Mein Rückblick auf das Jahr 2025 als neuer Gemeinderat

2025 war ein Jahr großer Veränderungen. Die politische Landschaft in Breitenfurt hat sich spürbar verschoben – und das Klima ist rauer geworden. Das merke ich in den Diskussionen im Gemeinderat, in Erzählungen von „früher“ und in den Debatten, die persönlich, in Familien oder in sozialen Netzwerken geführt werden.

Hart in der Sache. Fair im Ton?

Politik ist ein Wettstreit der Ideen. Leidenschaftliche Diskussionen gehören dazu. Manchmal erinnerten mich Debatten im Gemeinderat aber an einen „Moshpit“: Viel im Kreis laufen, viel Lärm, wenig Fortschritt. Gerade dann ist es wichtig, den Fokus nicht zu verlieren. 

Was es jedoch nicht geben darf, sind persönliche Angriffe. Die Sache kann hart kritisiert werden – die Person nicht. Nicht in E-Mails, nicht hinter vorgehaltener Hand und nicht öffentlich bei Veranstaltungen. Hart in der Sache, fair im Ton sollte für alle gelten. Wer das nicht kann, ist in einer verantwortungsvollen Funktion fehl am Platz. 

Gleichzeitig melden sich auch Stimmen, die nicht im Gemeinderat sitzen – obwohl sie es könnten – oder nicht einmal in Breitenfurt hauptgemeldet sind. Mitreden ist jederzeit möglich. Aber wer Mitsprache einfordert, sollte Verantwortung übernehmen oder zumindest Teil dieser Gemeinde sein. 

Einen Satz möchte ich noch zu den Morddrohungen an unseren Bürgermeister sagen: In einer modernen Demokratie hat so etwas nichts verloren. Zu keinem Zeitpunkt und nicht wegen Themen wie den Breiteneder Gründen. Es wird Zeit, dass man aufhört, ein Thema derart zu polemisieren, „Mahnwachen“ zu veranstalten und damit Menschen bewusst aufzuwiegeln. Es ist genug.

Ausschussarbeit ist kein Nebenbei‑Job

Viele von uns arbeiten Vollzeit und stemmen zusätzlich Gemeinderatssitzungen, Ausschüsse und informelle Treffen. Wir tun das, weil es um die Zukunft unserer Gemeinde geht. 

Geschäftsführende Gemeinderäte tragen dabei besondere Verantwortung: Ausschüsse organisieren, Themen vorbereite und Entscheidungen ermöglichen. Ich respektiere diese Arbeit und nehme sie ernst. Umso irritierender ist es, wenn andere das scheinbar nicht tun. 

Ein Beispiel: Der Ausschuss „Mobilität & Aufschließungszone“ – einer der wichtigsten überhaupt – tagte seit der Konstituierung im Februar nur zweimal. Normal wären fünf reguläre Sitzungen gewesen. Zwei Sitzungen, ein Beschluss – das ist zu wenig. 

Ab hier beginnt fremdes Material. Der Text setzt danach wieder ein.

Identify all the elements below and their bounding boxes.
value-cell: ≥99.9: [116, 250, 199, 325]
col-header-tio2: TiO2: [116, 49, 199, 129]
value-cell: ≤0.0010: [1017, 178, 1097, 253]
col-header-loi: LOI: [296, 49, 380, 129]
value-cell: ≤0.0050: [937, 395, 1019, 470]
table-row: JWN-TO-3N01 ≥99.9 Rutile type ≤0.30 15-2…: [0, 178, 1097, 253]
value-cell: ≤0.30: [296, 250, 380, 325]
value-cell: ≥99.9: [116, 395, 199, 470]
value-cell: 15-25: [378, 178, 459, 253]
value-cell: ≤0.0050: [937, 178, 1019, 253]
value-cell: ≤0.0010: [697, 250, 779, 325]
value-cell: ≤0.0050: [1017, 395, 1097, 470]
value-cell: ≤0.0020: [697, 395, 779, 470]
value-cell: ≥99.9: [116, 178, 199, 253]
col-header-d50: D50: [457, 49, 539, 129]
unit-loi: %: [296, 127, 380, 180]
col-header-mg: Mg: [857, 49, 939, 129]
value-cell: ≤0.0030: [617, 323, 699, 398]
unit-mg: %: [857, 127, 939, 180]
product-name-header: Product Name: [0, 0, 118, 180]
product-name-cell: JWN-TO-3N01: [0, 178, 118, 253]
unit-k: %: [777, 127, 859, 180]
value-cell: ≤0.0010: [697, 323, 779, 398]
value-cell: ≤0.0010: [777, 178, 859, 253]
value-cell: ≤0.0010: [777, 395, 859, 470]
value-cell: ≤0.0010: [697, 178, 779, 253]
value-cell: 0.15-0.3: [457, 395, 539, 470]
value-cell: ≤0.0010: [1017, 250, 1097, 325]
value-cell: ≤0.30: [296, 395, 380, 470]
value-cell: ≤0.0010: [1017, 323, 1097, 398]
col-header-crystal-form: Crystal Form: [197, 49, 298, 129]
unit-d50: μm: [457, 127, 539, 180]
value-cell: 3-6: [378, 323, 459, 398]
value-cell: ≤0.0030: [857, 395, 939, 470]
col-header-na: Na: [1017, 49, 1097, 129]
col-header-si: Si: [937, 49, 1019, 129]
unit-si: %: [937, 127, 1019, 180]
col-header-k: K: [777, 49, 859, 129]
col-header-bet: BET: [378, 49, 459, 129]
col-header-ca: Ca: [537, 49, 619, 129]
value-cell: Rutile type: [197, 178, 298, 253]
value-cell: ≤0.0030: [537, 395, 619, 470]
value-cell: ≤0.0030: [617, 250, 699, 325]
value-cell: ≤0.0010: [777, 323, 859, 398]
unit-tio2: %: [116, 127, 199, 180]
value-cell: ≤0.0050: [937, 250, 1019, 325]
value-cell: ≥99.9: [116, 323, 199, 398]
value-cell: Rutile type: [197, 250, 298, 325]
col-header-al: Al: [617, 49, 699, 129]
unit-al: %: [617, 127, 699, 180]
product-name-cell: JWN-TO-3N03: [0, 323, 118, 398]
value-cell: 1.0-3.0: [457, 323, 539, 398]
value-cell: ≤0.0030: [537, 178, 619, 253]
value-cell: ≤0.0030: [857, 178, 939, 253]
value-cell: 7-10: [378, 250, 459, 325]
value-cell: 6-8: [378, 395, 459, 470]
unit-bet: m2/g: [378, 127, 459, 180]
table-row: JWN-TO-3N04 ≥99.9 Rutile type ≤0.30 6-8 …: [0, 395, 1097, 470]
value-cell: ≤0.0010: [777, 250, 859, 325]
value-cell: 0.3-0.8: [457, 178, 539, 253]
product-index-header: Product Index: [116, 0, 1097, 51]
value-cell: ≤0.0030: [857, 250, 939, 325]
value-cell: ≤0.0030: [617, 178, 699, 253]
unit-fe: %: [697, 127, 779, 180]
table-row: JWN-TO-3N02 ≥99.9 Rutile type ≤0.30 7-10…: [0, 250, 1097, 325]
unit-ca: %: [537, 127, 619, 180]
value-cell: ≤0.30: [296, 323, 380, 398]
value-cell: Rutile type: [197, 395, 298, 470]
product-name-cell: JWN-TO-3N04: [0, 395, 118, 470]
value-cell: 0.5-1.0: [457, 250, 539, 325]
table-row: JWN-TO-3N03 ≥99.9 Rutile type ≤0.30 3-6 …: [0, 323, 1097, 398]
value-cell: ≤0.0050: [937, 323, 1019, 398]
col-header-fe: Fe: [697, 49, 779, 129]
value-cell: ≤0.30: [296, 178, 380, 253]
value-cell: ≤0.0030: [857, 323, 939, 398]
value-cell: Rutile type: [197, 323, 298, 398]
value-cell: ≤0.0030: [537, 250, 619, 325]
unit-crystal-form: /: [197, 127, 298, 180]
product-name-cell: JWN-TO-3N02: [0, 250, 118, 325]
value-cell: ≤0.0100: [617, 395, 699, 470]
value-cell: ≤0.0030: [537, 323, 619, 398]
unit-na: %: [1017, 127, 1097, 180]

Das lässt nur zwei Schlüsse zu: Entweder nimmt man die Themen nicht ernst, oder man ist überfordert. Beides kann passieren. Aber dann sollte man Verantwortung abgeben. Besonders, wenn man dafür rund 1.800 € brutto pro Monat erhält. Das zu beurteilen, überlasse ich Ihnen. 

Was hat 2026 in petto? 

2026 wird ein Sparjahr. Nicht, weil wir schlecht wirtschaften, sondern weil Gemeinden seit 2022 deutlich weniger Mittel vom Land bekommen. 

Beim Finanz‑Roundtable habe ich zwei Bereiche übernommen, in denen wir sinnvoll sparen können:

  1. IT‑Infrastruktur
    Synergien mit anderen Gemeinden, Lizenzkosten prüfen, unnötige Ausgaben vermeiden – unterstützt von einem IT-Dienstleister.
  2. Portokosten
    Der Umstieg auf E-Mail-Versand spart Porto, Material und Arbeitszeit. Ein einfacher, effizienter Schritt.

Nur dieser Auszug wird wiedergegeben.